Proof: Using axiom III, axiom I may be rewritten as (!(A → B) & (B → C)) → !(A → C). Since B → C holds whenever C holds, one immediate consequence is that (!(A → B) → (C → !(A → C))). In other words, if A requires B, it requires any true statement. In the special case where A is a tautology, the theorem has consequence (!B → (C → !C)). Thus, if at least one statement ought be true, every statement must materially entail it ought be true, and so every true statement ought be true. As for the converse (i.e. if some statement ought be true then all statements that ought be true are true), consider the following logic: ((U → !A) & (A → ∩)) → (U → !∩) is a special case of axiom I, but its consequent contradicts axiom V, and so ¬((U → !A) & (A → ∩)).

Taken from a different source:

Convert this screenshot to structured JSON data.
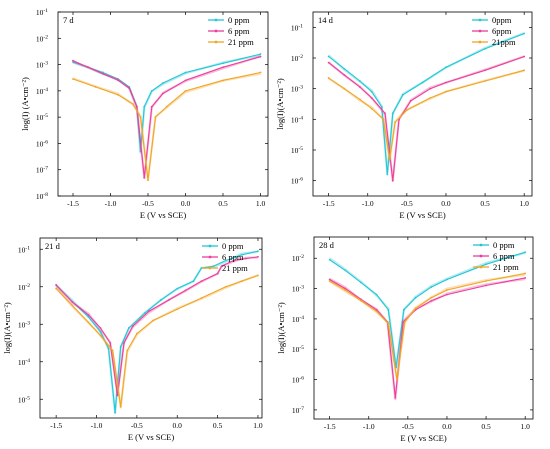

The result !A → A can be shown to follow from this, since !A implies that U → !A and ¬A implies that A → ∩; and, since these are not both true, we know that !A → A.

Mally thought that axiom I was self-evident, but he likely confused it with an alternative in which the implication B → C is logical, which would indeed make the axiom self-evident. The theorem above, however, would then not be demonstrable. The theorem was proven by Karl Menger, the next deontic logician. Neither Mally's original axioms nor a modification that avoids this result remains popular today. Menger did not suggest his own axioms.

===Metaphysics===
In metaphysics, Mally is known for introducing a distinction between two kinds of predication, a strategy better known as the dual predication approach, for solving the problem of nonexistent objects (Mally 1912). He also introduced a similar strategy, the dual property strategy, but did not endorse it. The dual property strategy was eventually adopted by Meinong.

Mally developed a realistic approach to ontology (Mally 1935) and saw himself in opposition to the Vienna Circle and the logical positivists.

===Legacy===
Mally's metaphysical work influences some contemporary metaphysicians and logicians working in abstract object theory, especially Edward Zalta.

The analytic philosopher David Kellogg Lewis argued forcefully that the name of the fictional Australian poet Ern Malley, created by James McAuley and Harold Stewart, was an allusion to Mally.

== Works ==
- (1904 [1903]) Untersuchungen zur Gegenstandstheorie des Messens (Investigations in the Object Theory of Measurement), Leipzig: Barth (doctoral thesis).
- (1912) Gegenstandstheoretische Grundlagen der Logik und Logistik (Object-theoretic Foundations for Logics and Logistics), Leipzig: Barth (habilitation thesis).
- (1912) Die grundlegenden Beziehungen und Verknüpfungen der Gegenstände, Progr. Graz.
- (1926) Grundgesetze des Sollens. Elemente der Logik des Willens (The Basic Laws of Ought: Elements of the Logic of Willing), Graz: Leuschner & Lubensky. Reprinted in Ernst Mally: Logische Schriften. Großes Logikfragment—Grundgesetze des Sollens, K. Wolf, P. Weingartner (eds.), Dordrecht: Reidel, 1971, 227–324.
- (1935) Erlebnis und Wirklichkeit. Einleitung zur Philosophie der Natürlichen Weltauffassung (Experience and Reality: Introduction to the Philosophy of the Natural World-conception), Leipzig: Julius Klinkhardt.